Самат Саматович твердил свое: есть начальство и повыше.

– Им не нравится, – воскликнул Муса, – когда говорят, что всё, мол, в руках Бога. А в ваших руках тогда что? – В клубе грянул смех.

– Верно, Муса говорит! Правду говорит Муса!

Снова Насыр вспомнил Кахармана. Теперь он удивился тому, как далеко вперед заглядывал его сын. Вот они, те люди, для которых он старался, – сердито выкрикивают из зала в лицо этому самодовольному дураку свои вопросы.

Наряду с той мастерской Кахарман организовал рукодельную артель. Женщины в этой артели вышивали, ткали ковры, а оставшиеся без дела рыбаки, руководимые Мусой, ковали браслеты, кольца, делали женские украшения.

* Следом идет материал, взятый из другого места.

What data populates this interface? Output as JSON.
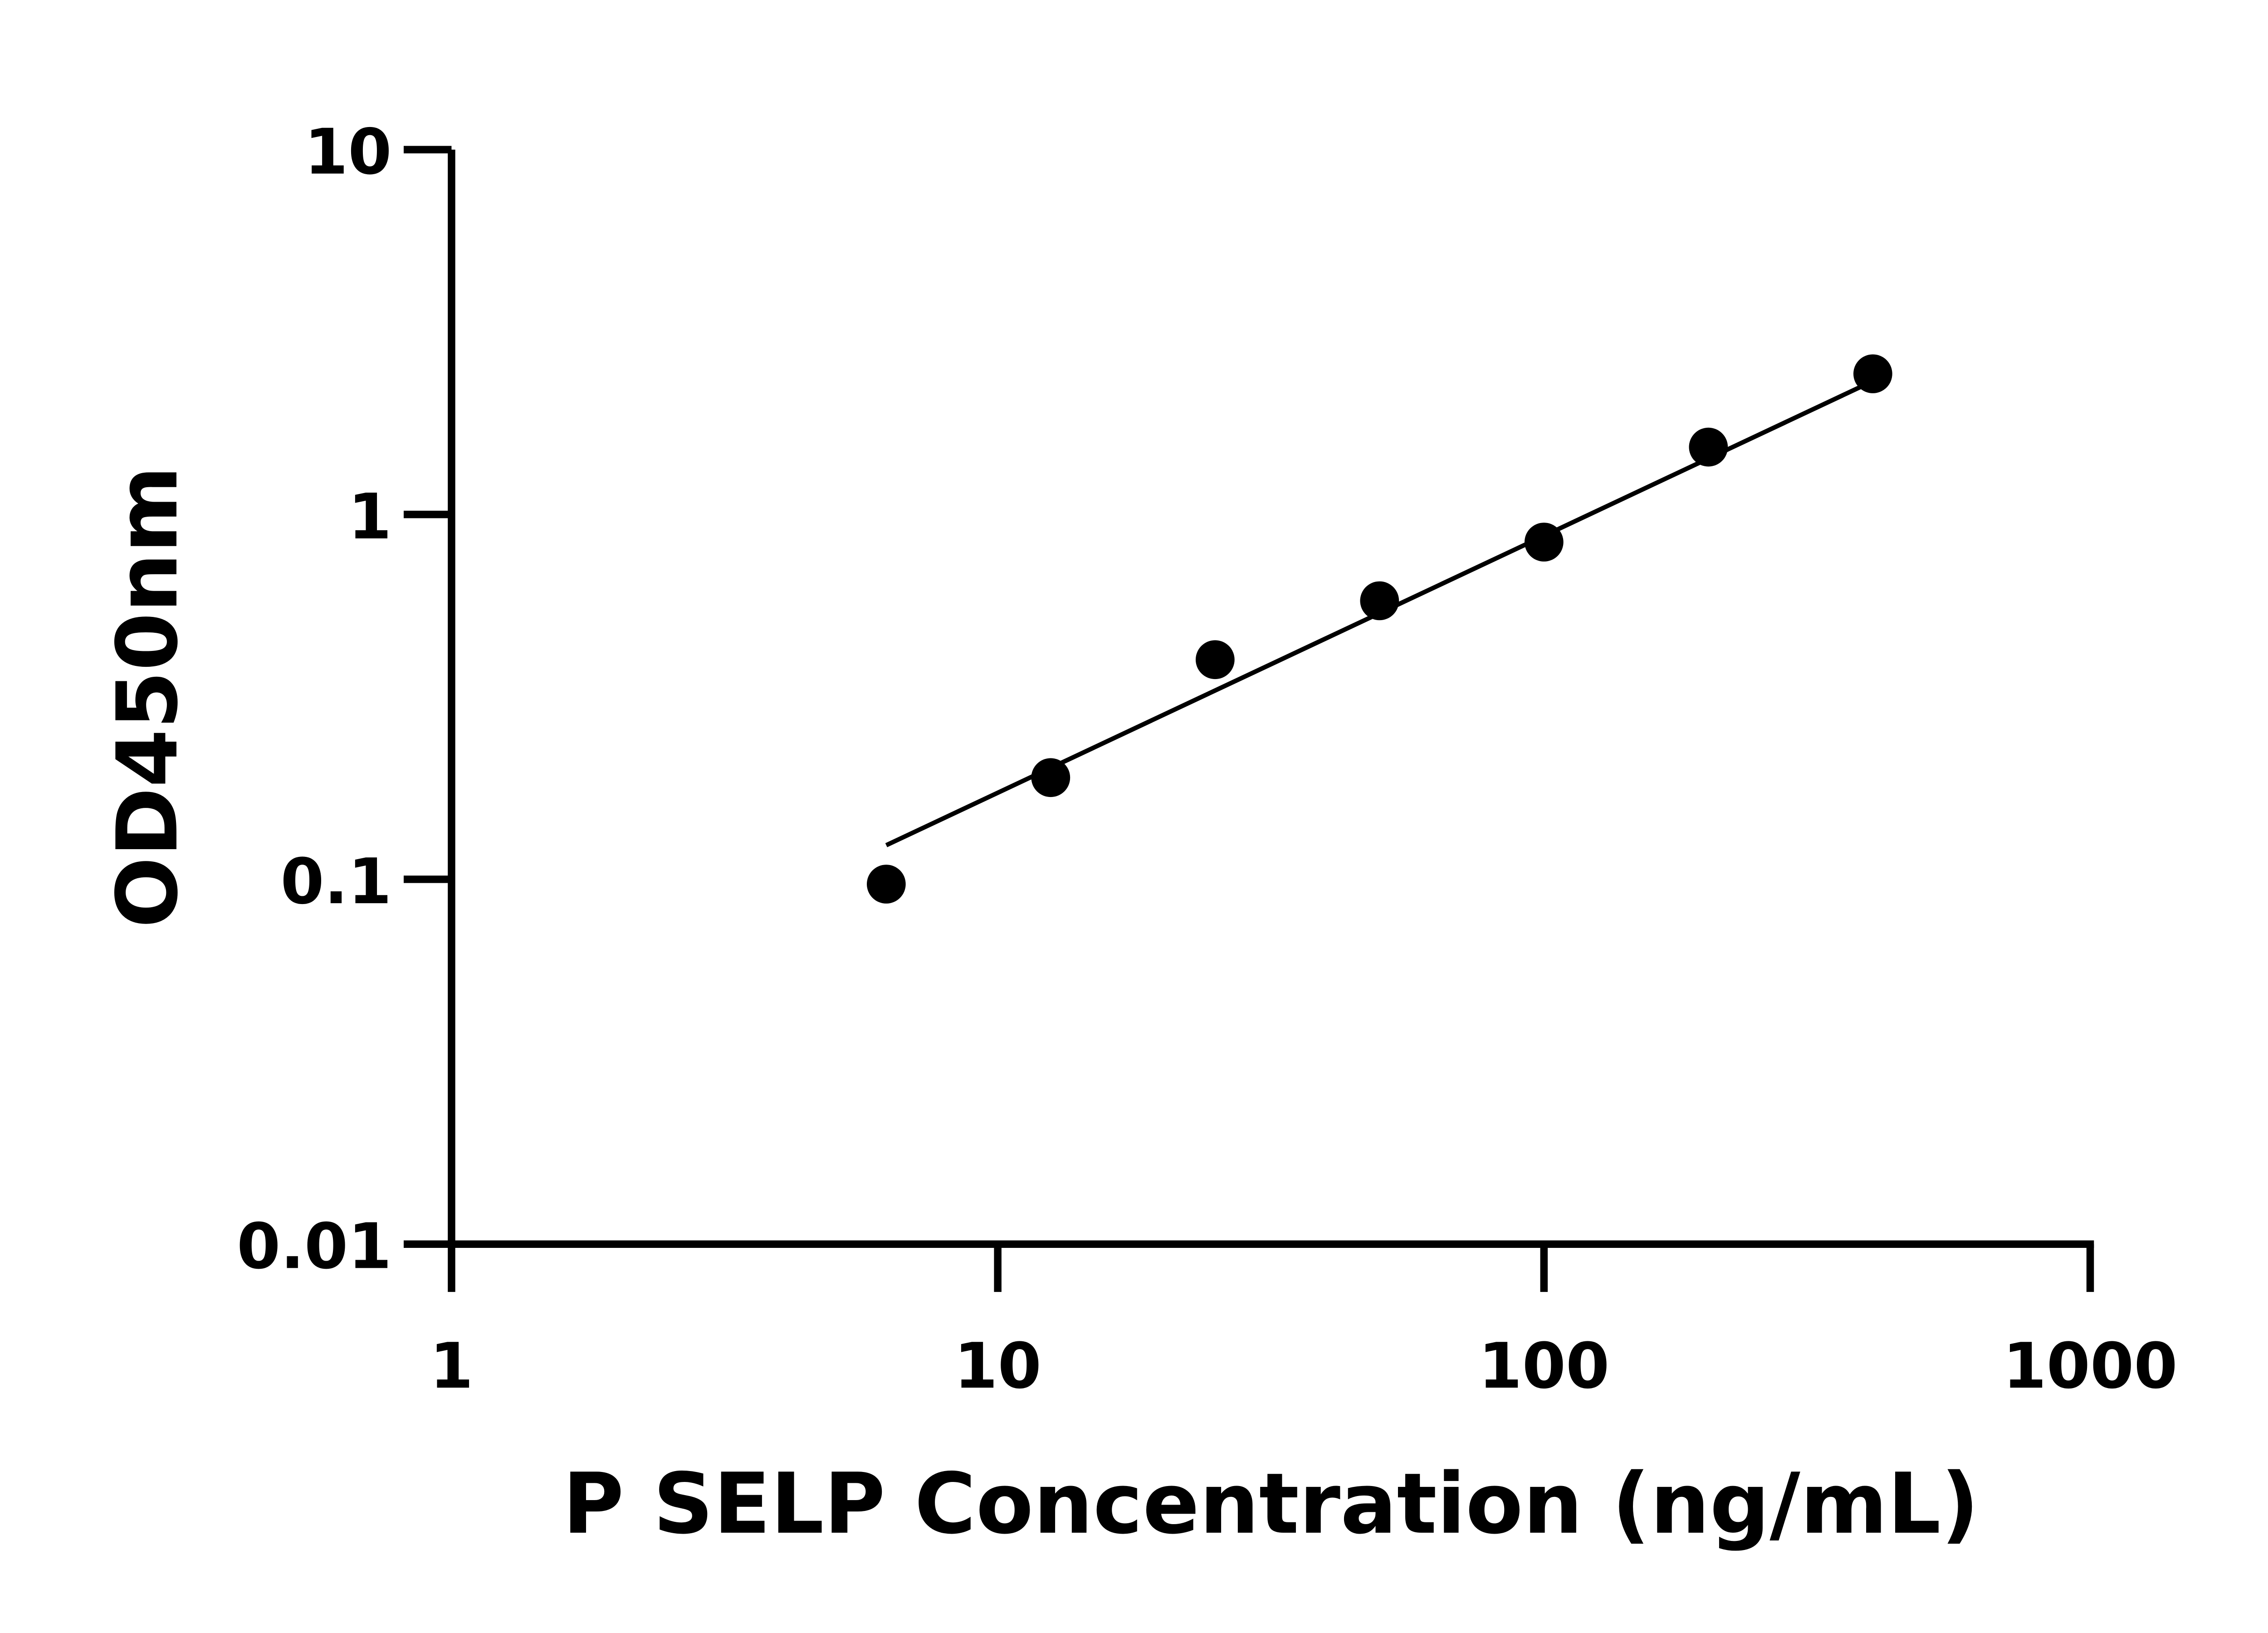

Все это отвозилось на продажу в город. Насыр и сейчас помнит, как растрогали Кахармана первые артельные товары. Только потом сын объяснил Насыру: это, конечно, и неплохой приработок людям, но главное – это зачатки возрождения народной культуры, национальной духовности. Четверых ребят, в которых Муса пробудил талант, Кахарман отправил на учебу во Львов. Браслеты же и перстни, изготовленные самим Мусой, получили призы в каком-то немецком городе, потом эти свадебные украшения переправили в алма-атинский музей. А теперь этот толстопузый дурак сообщает, что мастерская и артель будут закрыты. Чем же тогда удержать людей в ауле? А ведь сюда, в Караой, съехались на работу бывшие рыбаки почти из всех колхозов побережья! Если не стало рыбы, если накроются и эти заработки, то как людям жить? Чем кормиться?

– Успокойтесь! – милостиво сказал Самат Саматович. – Мастерские закрываем не сегодня. Но планы будут урезаны уже с завтрашнего дня.

Приезжее начальство укатило в трех машинах, поднимая дорожную пыль. Насыр отправился домой. Еще издали увидел у ворот Бериша с внучкой Акбалака Айгуль. Увидел – и заворочалось в сердце его что-то тяжкое, тоскливое. Захотелось тут же оседлать кобылу и поехать к Акбалаку. Вошел в сарай и молча стал гладить сивую по крупу. Некуда бежать, некуда ехать. Вспомнил поникших, примолкших людей, покидающих клуб. Чем теперь поднять их дух? Ведь они и без того почти что не верят в завтрашний день…

Он обнял сивую за шею, прижался лицом к холке, еле сдерживая подступающие слезы.

Увидев Насыра в сарае, Корлан, проходя мимо, окликнула:

– Насыр, время молитвы пропустишь…

Насыр, не отнимая рук от сивой, обернулся. Корлан лишь вздохнула и подумала: «Горемычный ты мой, горемычный…» Ребята разговаривали о своем.

– Когда вы уезжаете?

– Ночью, – ответила Айгуль.

– Наверно, не к дедушке в аул?

– Нет. На Зайсан. Папа уже был там, нашел работу.

– Через неделю меня здесь тоже не будет. Напишешь?

– А куда?

Бериш достал из кармана сложенный лист, на котором заранее написал адрес. Айгуль робко взяла бумажку и, чуть не плача, подняла лицо.